The universe is infinite, but the human brain is not. We have no choice but to weed out irrelevant information. There’s no way this can be done without skewing reality. Our impressions of the universe around us form the world we live in, but they aren’t reality.
How do we form our impressions? Not by adding up all the information presented to us. Instead, we mash information together, average it, categorize it, and attach emotional hues to it. We fuse together other people’s impressions, and we incorporate subconscious ques that may not be related at all.
Your World is Average
Kim Weaver wanted to know whether evaluators and presenters thought about things differently, so she and Stephen Garcia designed an experiment. Advances in Consumer Research published the results in 2005.
Roughly a hundred participants were divided into two groups, presenters and evaluators. The presenters were asked to design a portfolio from a series of three publications. Over two-thirds of them included all three in their presentation. Less than a fifth submitted only the two best publications.

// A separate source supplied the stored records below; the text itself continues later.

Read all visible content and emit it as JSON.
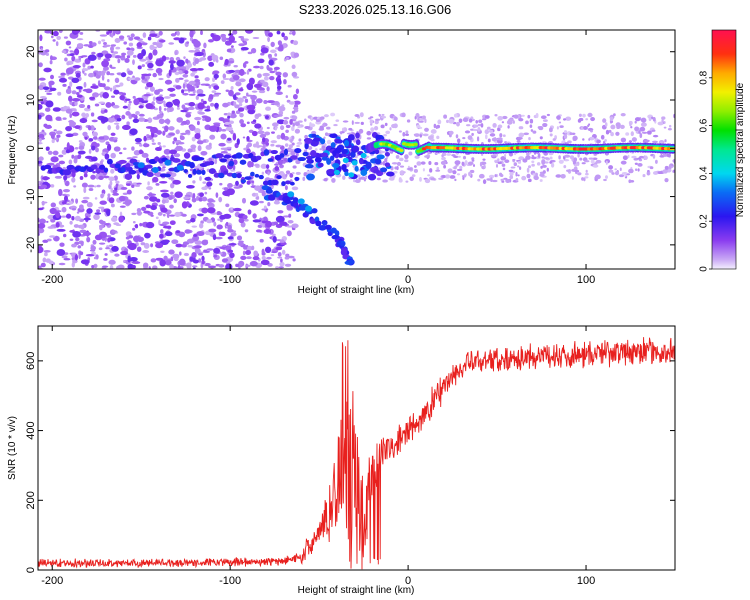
{
  "title": "S233.2026.025.13.16.G06",
  "chart_data": [
    {
      "type": "heatmap",
      "xlabel": "Height of straight line (km)",
      "ylabel": "Frequency (Hz)",
      "xlim": [
        -208,
        150
      ],
      "ylim": [
        -25,
        24.5
      ],
      "xticks": [
        -200,
        -100,
        0,
        100
      ],
      "yticks": [
        -20,
        -10,
        0,
        10,
        20
      ],
      "colorbar": {
        "label": "Normalized spectral amplitude",
        "range": [
          0,
          1
        ],
        "ticks": [
          0,
          0.2,
          0.4,
          0.6,
          0.8
        ]
      },
      "features": {
        "noise_region_x": [
          -208,
          -70
        ],
        "main_tone_freq_hz": 0,
        "tone_start_x": 0,
        "descending_branch": [
          [
            -80,
            -9
          ],
          [
            -60,
            -12
          ],
          [
            -40,
            -18
          ],
          [
            -32,
            -24
          ]
        ]
      }
    },
    {
      "type": "line",
      "xlabel": "Height of straight line (km)",
      "ylabel": "SNR (10 * v/v)",
      "xlim": [
        -208,
        150
      ],
      "ylim": [
        0,
        700
      ],
      "xticks": [
        -200,
        -100,
        0,
        100
      ],
      "yticks": [
        0,
        200,
        400,
        600
      ],
      "series": [
        {
          "color": "#e8201e",
          "profile": {
            "x": [
              -208,
              -150,
              -100,
              -70,
              -60,
              -50,
              -40,
              -35,
              -30,
              -25,
              -20,
              -15,
              -10,
              -5,
              0,
              5,
              10,
              15,
              20,
              30,
              40,
              60,
              80,
              100,
              120,
              150
            ],
            "y": [
              20,
              20,
              22,
              25,
              40,
              100,
              230,
              300,
              260,
              150,
              280,
              330,
              350,
              370,
              395,
              420,
              450,
              490,
              530,
              580,
              600,
              610,
              615,
              620,
              625,
              625
            ]
          }
        }
      ]
    }
  ]
}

Only a tenth of them chose to submit the best publication by itself.
The presenters thought they would get the best results by giving them everything they had.
They were wrong.
Evaluators gave the highest ratings to those who included only the best article. They gave lower ratings to those who included the two best articles, and the worst ratings to those who included all three.
One of the most robust conclusions about our impressions is that they are averages, not summations. But most of us are completely unaware of this when we prepare something for somebody else.

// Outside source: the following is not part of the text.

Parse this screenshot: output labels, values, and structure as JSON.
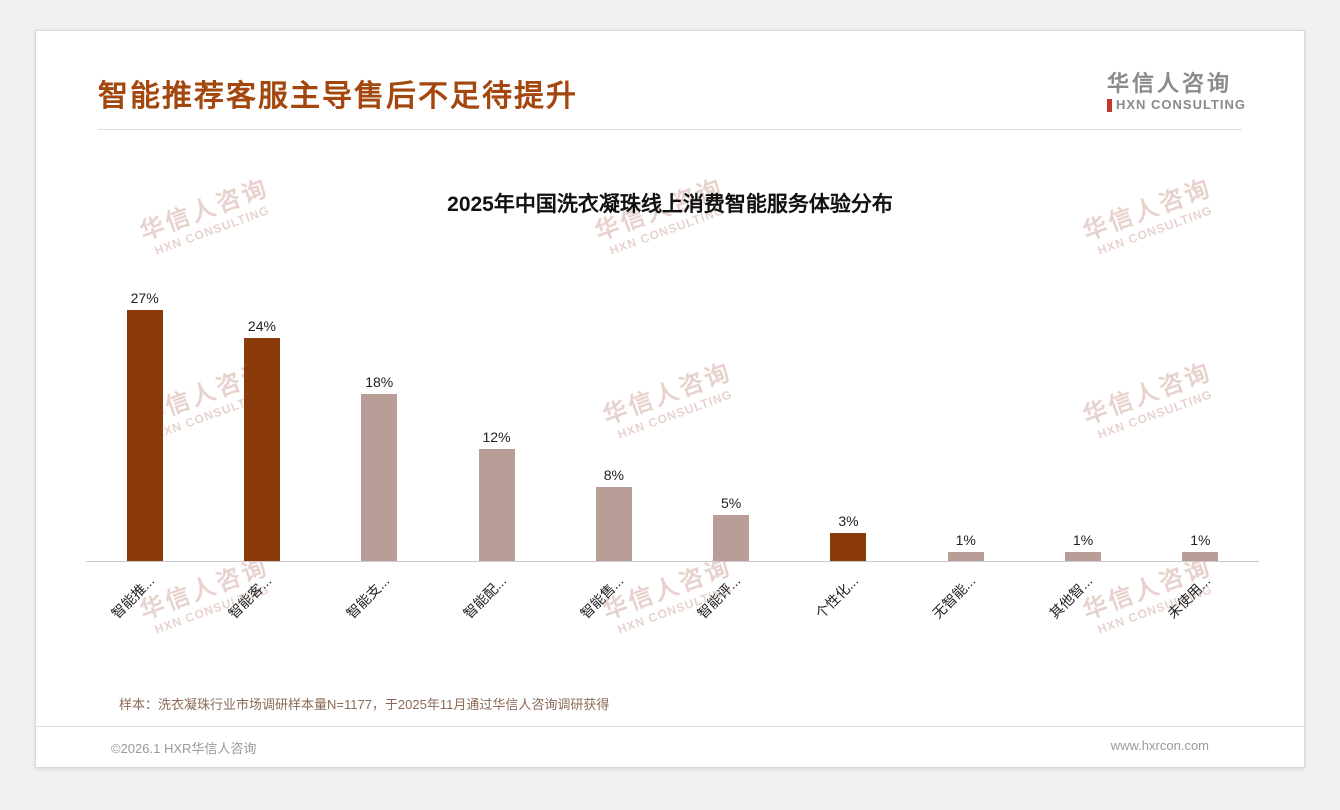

The world you live in is an average of what you are exposed to.
Or is it?
Impressions and Context
While we average things together, we also categorize them. This is part of the reason why context matters, and it matters a great deal.
Bertram Gawronski was interested in determining what context has to do with our impressions. The results of 4 experiments he helped devise were published in 2010 in the Journal of Experimental Psychology: General.
In one of the experiments, the participants absorbed information about an individual named Bob in various contexts. The context was varied at random by a computer. They received two blocks of information about Bob, one positive and one negative.
Those who received the positive information first were more likely to think of Bob as positive in new contexts. The opposite was true if they received the negative information first.
One of the most interesting aspects of the experiment was how context affected impressions. When exposed to information about Bob in a new context, it would alter their impression of Bob. But those impressions would only hold true in that context. Once exposed to a new context, they reverted to the first impression.
On top of that, the importance of the first impression depended on how much the initial context stood out. If their first impression of Bob occurred in an “average” context, the impressions were stronger than if they occurred in a unique context.
Meet somebody on the street, and your first impression has a lot of staying power. Make a different impression in a bar, and the second impression will only matter the next time you meet them in a bar. But your first impression will still matter everywhere else.
Your Mood Transforms How You See
It should probably come as no surprise that your mood has an effect on your impression of the world around you. What Linda M. Isbell discovered about how context plays into this may be more surprising.
She and her colleagues designed three studies to investigate how your mood effects impressions. Under some circumstances, our impressions are usually formed by categorizing information. In other circumstances, our impressions are normally based on behavioral information.
The studies found that if you are in a negative mood, you see the world through the opposite lens. In situations where you would normally categorize information, you analyze it behaviorally. In other situations, where you would normally take in behavioral information, you absorb the categorical information.
In other words, the exact same mood triggers a completely different way of looking at the world, depending on the situation.
Stepping Outside Yourself
Do we form our impressions of others based on what we think of them, or based on what we think other people think of them? Dr. Sonja Utz looked to an interesting place to find the answer: social networks.
Once again, context mattered. When asked about somebody’s popularity, subjects were happy to use their own judgement. But when asked whether the target was more selfish or selfless, the subject used a mixture of their own impressions and information from others.
Perhaps most surprisingly, when asked about the target’s social attractiveness, the subjects relied almost entirely on information from others.
In 1982, John Bargh and Paula Pietromonaco designed an experiment to find out if subconscious information could affect your conscious impressions of somebody.
Roughly a hundred males were divided into three groups and unknowingly exposed to a list of words. The list contained either 0, 20, or 80% hostile words.
After being exposed to the words, they were asked to read a description of a person and to form an impression of them. Those who were exposed to the hostile words were more likely to give the individual negative personality traits.
Later controls demonstrated that the students were unaware of the words they had been exposed to.
Ever met somebody you didn’t like, and couldn’t put your finger on why? It might not have been their fault.
We all live in the same universe, but we live in different realities. Our impressions of the world around us are distortions. It couldn’t be any other way. The brain is limited in capacity.
Limits are a part of what defines us. They constrain our behavior and define who we are. They force us to invent ideas like love and hate in order to make sense of the world, instead of seeing a swirling mess of atoms.
The universe isn’t constrained by these limitations. The universe isn’t alive.